如何自定义 LSTM 损失函数以仅考虑给定索引范围的预测和目标序列?

How to customize an LSTM loss function to only concider a given index range of prediction and target sequence?

我目前正在使用 LSTM 序列到序列模型进行时域信号预测。由于领域知识,我知道预测的第一部分(大约 20%)永远无法正确预测,因为所需的信息在给定的输入序列中不可用。其余 80% 的预测序列通常预测得很好。为了从训练优化中排除前 20%,最好定义一个基本上在给定索引范围内运行的损失函数,如下面的 numpy 代码:

start = int(0.2*sequence_length)
stop = sequence_length

def mse(pred, target):
    """ Mean squared error between two time series np.arrays """
    return 1/target.shape[0]*np.sum((pred-target)**2)

def range_mse_loss(y_pred, y):
    return mse(y_pred[start:stop],y[start:stop])

如何编写此损失函数才能使其与我先前存在的 keras 代码一起使用,其中损失仅由 model.compile(loss='mse') 给出?

您可以将张量切分到最后 80% 的数据。

size = int(y_true.shape[0] * 0.8) # for 2D vector, e.g., (100, 1)

loss_fn = tf.keras.losses.MeanSquaredError(name='mse')

loss_fn(y_pred[:-size], y_true[:-size])

您还可以在 tf.keras.losses.MeanSquaredError() 处使用 sample_weights,传递一个权重数组,权重的前 20% 为零

size = int(y_true.shape[0] * 0.8) # for 2D vector, e.g., (100, 1)

zeros = tf.zeros((y_true.shape[0] - size), dtype=tf.int32)
ones = tf.ones((size), dtype=tf.int32)

weights = tf.concat([zeros, ones], 0)

loss_fn = tf.keras.losses.MeanSquaredError(name='mse')

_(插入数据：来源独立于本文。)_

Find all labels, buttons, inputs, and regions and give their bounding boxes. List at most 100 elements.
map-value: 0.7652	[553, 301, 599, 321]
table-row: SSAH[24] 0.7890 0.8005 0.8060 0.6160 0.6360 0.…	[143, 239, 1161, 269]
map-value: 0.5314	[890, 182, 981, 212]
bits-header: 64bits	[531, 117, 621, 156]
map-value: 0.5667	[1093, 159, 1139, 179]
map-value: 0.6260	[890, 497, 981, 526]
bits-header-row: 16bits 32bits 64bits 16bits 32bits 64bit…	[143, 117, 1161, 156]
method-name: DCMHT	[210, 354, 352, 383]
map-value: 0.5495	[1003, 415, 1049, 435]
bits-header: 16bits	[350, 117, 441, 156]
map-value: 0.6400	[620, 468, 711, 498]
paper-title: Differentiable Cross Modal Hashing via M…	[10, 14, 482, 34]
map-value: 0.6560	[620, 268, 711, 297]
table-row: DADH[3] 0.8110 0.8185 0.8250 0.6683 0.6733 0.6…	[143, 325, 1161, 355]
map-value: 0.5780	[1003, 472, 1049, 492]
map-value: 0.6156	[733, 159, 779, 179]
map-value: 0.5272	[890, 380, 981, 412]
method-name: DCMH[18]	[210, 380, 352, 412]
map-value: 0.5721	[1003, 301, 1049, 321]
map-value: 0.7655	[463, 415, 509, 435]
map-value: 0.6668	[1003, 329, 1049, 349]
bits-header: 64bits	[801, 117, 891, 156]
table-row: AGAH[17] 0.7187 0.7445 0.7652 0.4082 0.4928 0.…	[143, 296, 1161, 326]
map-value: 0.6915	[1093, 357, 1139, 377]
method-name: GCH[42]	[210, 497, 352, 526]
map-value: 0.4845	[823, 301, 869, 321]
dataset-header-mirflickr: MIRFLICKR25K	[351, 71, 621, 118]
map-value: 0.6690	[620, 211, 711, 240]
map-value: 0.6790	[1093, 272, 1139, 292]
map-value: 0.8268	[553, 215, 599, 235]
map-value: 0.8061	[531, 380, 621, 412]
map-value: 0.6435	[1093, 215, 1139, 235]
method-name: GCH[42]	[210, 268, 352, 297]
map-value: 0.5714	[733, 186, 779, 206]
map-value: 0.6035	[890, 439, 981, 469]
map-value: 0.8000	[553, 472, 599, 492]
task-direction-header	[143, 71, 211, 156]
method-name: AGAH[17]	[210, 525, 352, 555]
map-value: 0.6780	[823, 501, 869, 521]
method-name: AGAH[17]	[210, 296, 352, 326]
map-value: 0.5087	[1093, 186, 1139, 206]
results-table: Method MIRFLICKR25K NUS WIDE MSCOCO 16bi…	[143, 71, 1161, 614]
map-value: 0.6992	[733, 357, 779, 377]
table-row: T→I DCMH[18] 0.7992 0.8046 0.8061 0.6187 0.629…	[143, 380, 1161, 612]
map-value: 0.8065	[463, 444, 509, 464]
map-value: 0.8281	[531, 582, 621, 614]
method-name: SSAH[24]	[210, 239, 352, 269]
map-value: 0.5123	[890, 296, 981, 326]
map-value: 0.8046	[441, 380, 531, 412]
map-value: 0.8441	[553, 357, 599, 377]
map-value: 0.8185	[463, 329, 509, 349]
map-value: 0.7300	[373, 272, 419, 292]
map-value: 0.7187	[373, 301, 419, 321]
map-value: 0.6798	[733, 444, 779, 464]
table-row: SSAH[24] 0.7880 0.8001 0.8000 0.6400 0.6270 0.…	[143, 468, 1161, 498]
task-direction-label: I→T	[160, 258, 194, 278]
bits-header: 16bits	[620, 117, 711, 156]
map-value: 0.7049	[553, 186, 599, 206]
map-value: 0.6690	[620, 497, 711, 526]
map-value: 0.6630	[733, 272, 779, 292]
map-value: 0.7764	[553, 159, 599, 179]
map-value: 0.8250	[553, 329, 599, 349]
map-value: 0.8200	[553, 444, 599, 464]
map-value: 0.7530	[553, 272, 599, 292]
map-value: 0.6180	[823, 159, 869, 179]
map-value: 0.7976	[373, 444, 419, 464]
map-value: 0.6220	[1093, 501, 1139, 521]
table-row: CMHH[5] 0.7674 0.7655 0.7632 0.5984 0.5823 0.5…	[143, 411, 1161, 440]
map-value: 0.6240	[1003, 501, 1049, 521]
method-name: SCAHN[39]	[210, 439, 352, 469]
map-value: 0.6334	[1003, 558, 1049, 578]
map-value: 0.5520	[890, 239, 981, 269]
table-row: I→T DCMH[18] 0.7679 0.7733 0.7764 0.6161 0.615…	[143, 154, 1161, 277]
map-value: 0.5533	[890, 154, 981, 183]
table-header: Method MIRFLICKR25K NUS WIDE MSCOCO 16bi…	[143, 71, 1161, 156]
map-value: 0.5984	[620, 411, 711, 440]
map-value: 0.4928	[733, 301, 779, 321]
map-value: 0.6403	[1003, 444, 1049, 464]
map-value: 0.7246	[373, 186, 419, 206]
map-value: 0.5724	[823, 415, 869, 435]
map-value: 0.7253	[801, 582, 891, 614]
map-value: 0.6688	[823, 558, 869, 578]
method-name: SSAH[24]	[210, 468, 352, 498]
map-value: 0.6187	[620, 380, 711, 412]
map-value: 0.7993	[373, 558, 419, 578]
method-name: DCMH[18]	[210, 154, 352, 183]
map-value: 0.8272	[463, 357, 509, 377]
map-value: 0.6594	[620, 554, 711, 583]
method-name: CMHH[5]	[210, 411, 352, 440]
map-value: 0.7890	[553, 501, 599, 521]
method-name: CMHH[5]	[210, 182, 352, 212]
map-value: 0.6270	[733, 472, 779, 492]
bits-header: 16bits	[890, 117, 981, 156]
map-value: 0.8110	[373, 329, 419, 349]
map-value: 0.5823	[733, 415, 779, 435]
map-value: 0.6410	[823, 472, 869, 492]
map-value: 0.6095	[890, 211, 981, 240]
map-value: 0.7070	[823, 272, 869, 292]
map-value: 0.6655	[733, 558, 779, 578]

loss_fn(y_pred, y_true, sample_weights=weights)

第二个解决方案变暖了,最终损失将低于第一个解决方案,因为您在第一个预测值中输入了零,但没有在公式 MSE = 1 / 中删除它们n * sum((y-y_hat)^2).

一种解决方法是将观察结果标记为 None/nan,然后覆盖 train_step 方法。按照 tensorflow 的 tutorial 关于自定义 train_step,你会做这样的事情

@tf.function
def train_step(keras_model, data):
    print('custom train_step')
    # Unpack the data. Its structure depends on your model and
    # on what you pass to `fit()`.
    x, y = data

    with tf.GradientTape() as tape:
        y_pred = keras_model(x, training=True)  # Forward pass

        # masking nan values in observations, also assuming that targets are >0.0
        mask = tf.greater(y, 0.0)
        true_y = tf.boolean_mask(y, mask)
        pred_y = tf.boolean_mask(y_pred, mask)

        # Compute the loss value
        # (the loss function is configured in `compile()`)
        loss = keras_model.compiled_loss(true_y, pred_y, regularization_losses=keras_model.losses)

    # Compute gradients
    trainable_vars = keras_model.trainable_variables
    gradients = tape.gradient(loss, trainable_vars)
    # Update weights
    keras_model.optimizer.apply_gradients(zip(gradients, trainable_vars))
    # Update metrics (includes the metric that tracks the loss)
    keras_model.compiled_metrics.update_state(true_y, pred_y)
    # Return a dict mapping metric names to current value
    return {m.name: m.result() for m in keras_model.metrics}

这将适用于您正在跟踪的所有绩效指标。另一种方法是在损失函数内屏蔽 nans,但这仅限于一个损失函数,而不是任何其他损失 function/performance 指标。